The YouTube Channel for this book, with a complete set of video lectures and hundreds of video explanations of exercises, is at:
https: //www.youtube.com/playlist?list=PLGKxWeKRIy4WVzMzL4OB8HVabYagNrkO5
For more information, see the book webpage at:
http: //www.math.duke.edu/ cbray/mv/
This is a textbook on multivariable calculus, whose target audience is the students in Math 212 at Duke University -- a course in multivariable calculus intended for students majoring in the sciences and engineering. This book has been used in summer offerings of that course several times, taught by Clark Bray.
It is intended to fill a gap in the spectrum of multivariable calculus textbooks. It goes beyond books that are oriented around formulas that students can simply memorize, but it does not include the abstraction and rigor that can be found in books that give the most complete and sophisticated presentations of the material.
This book would be appropriate for use at any university. It assumes only that the student is proficient in single variable calculus and its prerequisites. The material in this book is developed in a way such that students can see a motivation behind the development, not just the results. The emphasis is on giving students a way to visualize the ideas and see the connections between them, with less emphasis on rigor.

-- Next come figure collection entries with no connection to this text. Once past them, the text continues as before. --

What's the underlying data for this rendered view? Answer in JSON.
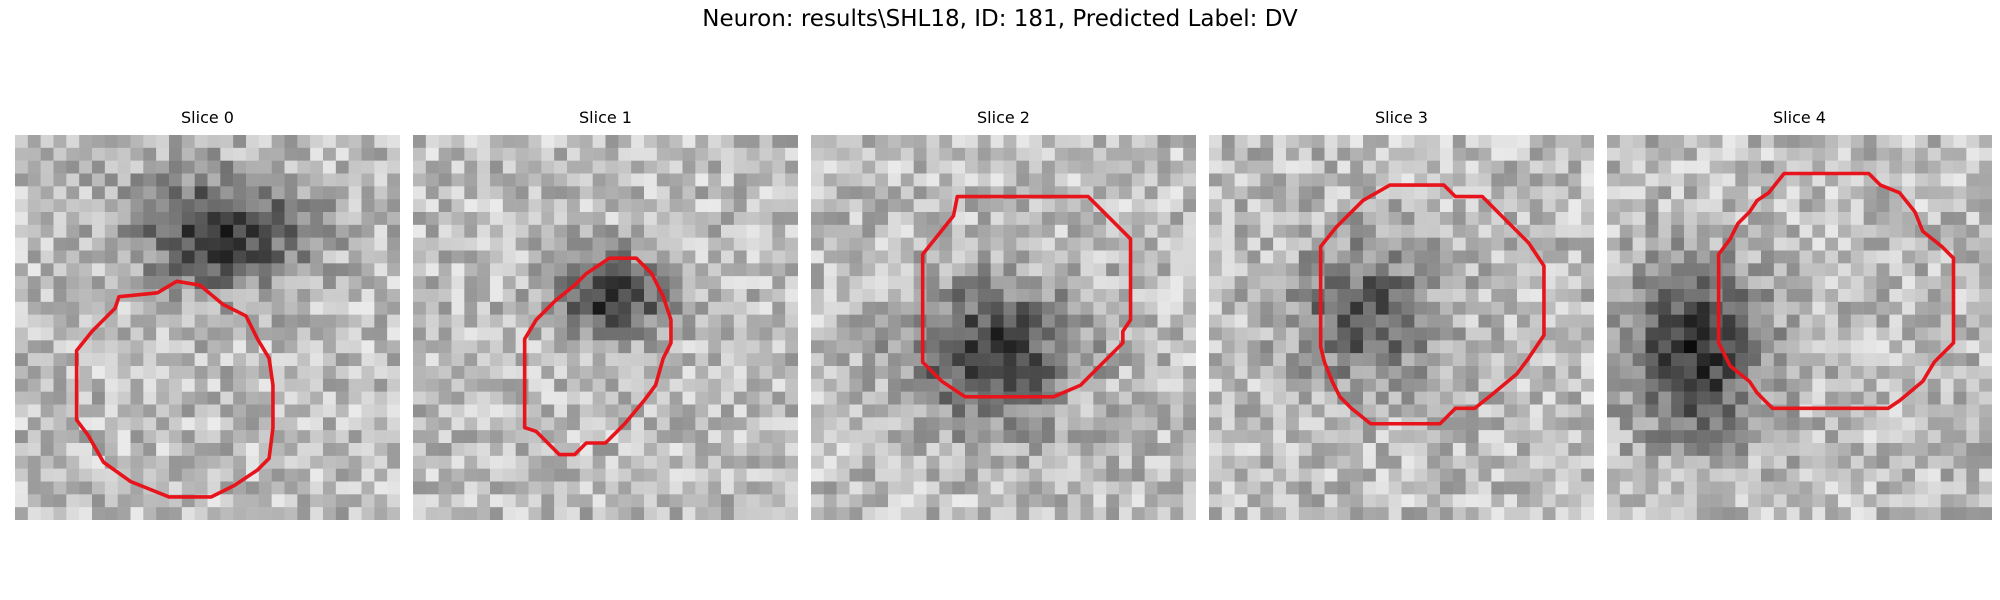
{
  "figure": {
    "title": "Neuron: results\\SHL18, ID: 181, Predicted Label: DV"
  },
  "panels": [
    {
      "title": "Slice 0"
    },
    {
      "title": "Slice 1"
    },
    {
      "title": "Slice 2"
    },
    {
      "title": "Slice 3"
    },
    {
      "title": "Slice 4"
    }
  ],
  "colors": {
    "contour": "#e8141c",
    "background": "#ffffff",
    "text": "#000000"
  }
}
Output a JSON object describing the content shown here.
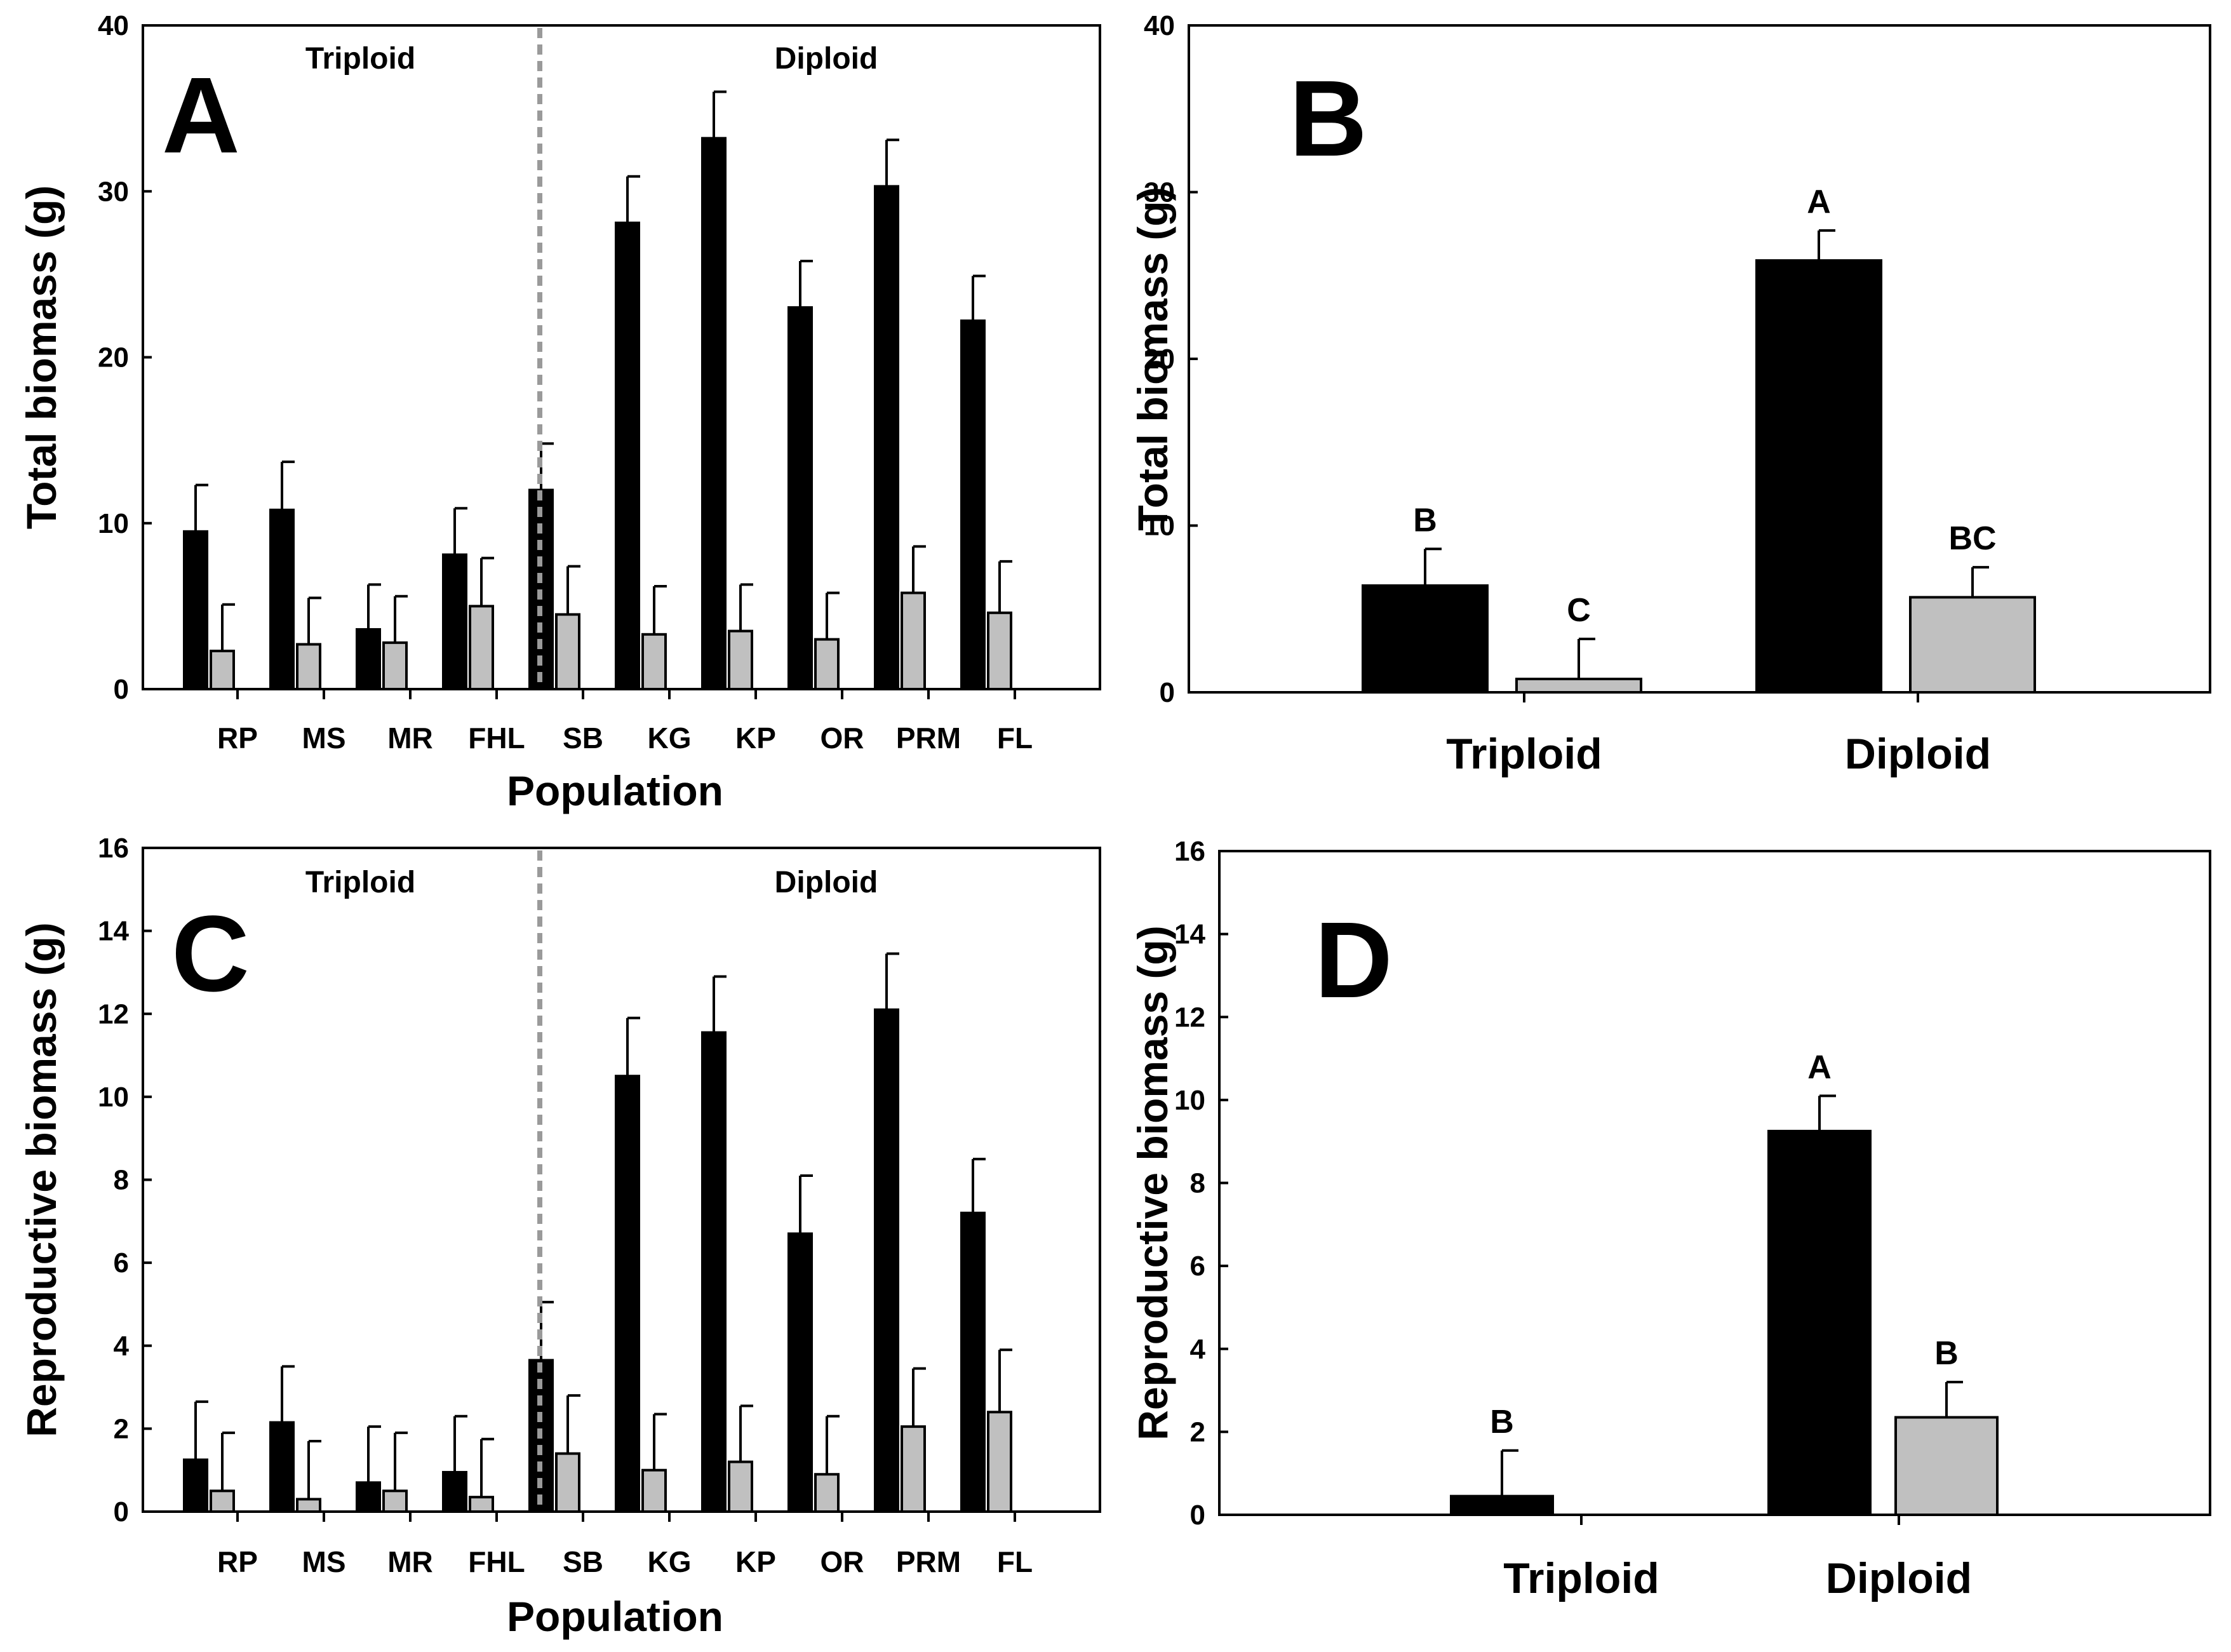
{
  "colors": {
    "black_series": "#000000",
    "gray_series": "#c0c0c0",
    "divider": "#9a9a9a"
  },
  "chart_data": [
    {
      "panel": "A",
      "type": "bar",
      "ylabel": "Total biomass (g)",
      "xlabel": "Population",
      "ylim": [
        0,
        40
      ],
      "yticks": [
        0,
        10,
        20,
        30,
        40
      ],
      "categories": [
        "RP",
        "MS",
        "MR",
        "FHL",
        "SB",
        "KG",
        "KP",
        "OR",
        "PRM",
        "FL"
      ],
      "group_labels": [
        "Triploid",
        "Diploid"
      ],
      "series": [
        {
          "values": [
            9.5,
            10.8,
            3.6,
            8.1,
            12.0,
            28.1,
            33.2,
            23.0,
            30.3,
            22.2
          ],
          "errors": [
            2.8,
            2.9,
            2.7,
            2.8,
            2.8,
            2.8,
            2.8,
            2.8,
            2.8,
            2.7
          ]
        },
        {
          "values": [
            2.3,
            2.7,
            2.8,
            5.0,
            4.5,
            3.3,
            3.5,
            3.0,
            5.8,
            4.6
          ],
          "errors": [
            2.8,
            2.8,
            2.8,
            2.9,
            2.9,
            2.9,
            2.8,
            2.8,
            2.8,
            3.1
          ]
        }
      ]
    },
    {
      "panel": "B",
      "type": "bar",
      "ylabel": "Total biomass (g)",
      "xlabel": "",
      "ylim": [
        0,
        40
      ],
      "yticks": [
        0,
        10,
        20,
        30,
        40
      ],
      "categories": [
        "Triploid",
        "Diploid"
      ],
      "series": [
        {
          "values": [
            6.4,
            25.9
          ],
          "errors": [
            2.2,
            1.8
          ],
          "letters": [
            "B",
            "A"
          ]
        },
        {
          "values": [
            0.8,
            5.7
          ],
          "errors": [
            2.4,
            1.8
          ],
          "letters": [
            "C",
            "BC"
          ]
        }
      ]
    },
    {
      "panel": "C",
      "type": "bar",
      "ylabel": "Reproductive biomass (g)",
      "xlabel": "Population",
      "ylim": [
        0,
        16
      ],
      "yticks": [
        0,
        2,
        4,
        6,
        8,
        10,
        12,
        14,
        16
      ],
      "categories": [
        "RP",
        "MS",
        "MR",
        "FHL",
        "SB",
        "KG",
        "KP",
        "OR",
        "PRM",
        "FL"
      ],
      "group_labels": [
        "Triploid",
        "Diploid"
      ],
      "series": [
        {
          "values": [
            1.25,
            2.15,
            0.7,
            0.95,
            3.65,
            10.5,
            11.55,
            6.7,
            12.1,
            7.2
          ],
          "errors": [
            1.4,
            1.35,
            1.35,
            1.35,
            1.4,
            1.4,
            1.35,
            1.4,
            1.35,
            1.3
          ]
        },
        {
          "values": [
            0.5,
            0.3,
            0.5,
            0.35,
            1.4,
            1.0,
            1.2,
            0.9,
            2.05,
            2.4
          ],
          "errors": [
            1.4,
            1.4,
            1.4,
            1.4,
            1.4,
            1.35,
            1.35,
            1.4,
            1.4,
            1.5
          ]
        }
      ]
    },
    {
      "panel": "D",
      "type": "bar",
      "ylabel": "Reproductive biomass (g)",
      "xlabel": "",
      "ylim": [
        0,
        16
      ],
      "yticks": [
        0,
        2,
        4,
        6,
        8,
        10,
        12,
        14,
        16
      ],
      "categories": [
        "Triploid",
        "Diploid"
      ],
      "series": [
        {
          "values": [
            0.45,
            9.25
          ],
          "errors": [
            1.1,
            0.85
          ],
          "letters": [
            "B",
            "A"
          ]
        },
        {
          "values": [
            0.0,
            2.35
          ],
          "errors": [
            0.0,
            0.85
          ],
          "letters": [
            "",
            "B"
          ]
        }
      ]
    }
  ]
}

The book includes substantial applications, including much discussion of gravitational, electric, and magnetic fields, Maxwell's laws, and the relationships of these physical ideas to the vector calculus theorems of Gauss and Stokes. It also includes a brief discussion of linear algebra, allowing for the discussion of the derivative transformation and Jacobian matrices, which are then used often elsewhere in the book. And there are extensive discussions of multivariable functions and the different ways to represent them geometrically, manipulating multivariable equations and the effects on the solution sets.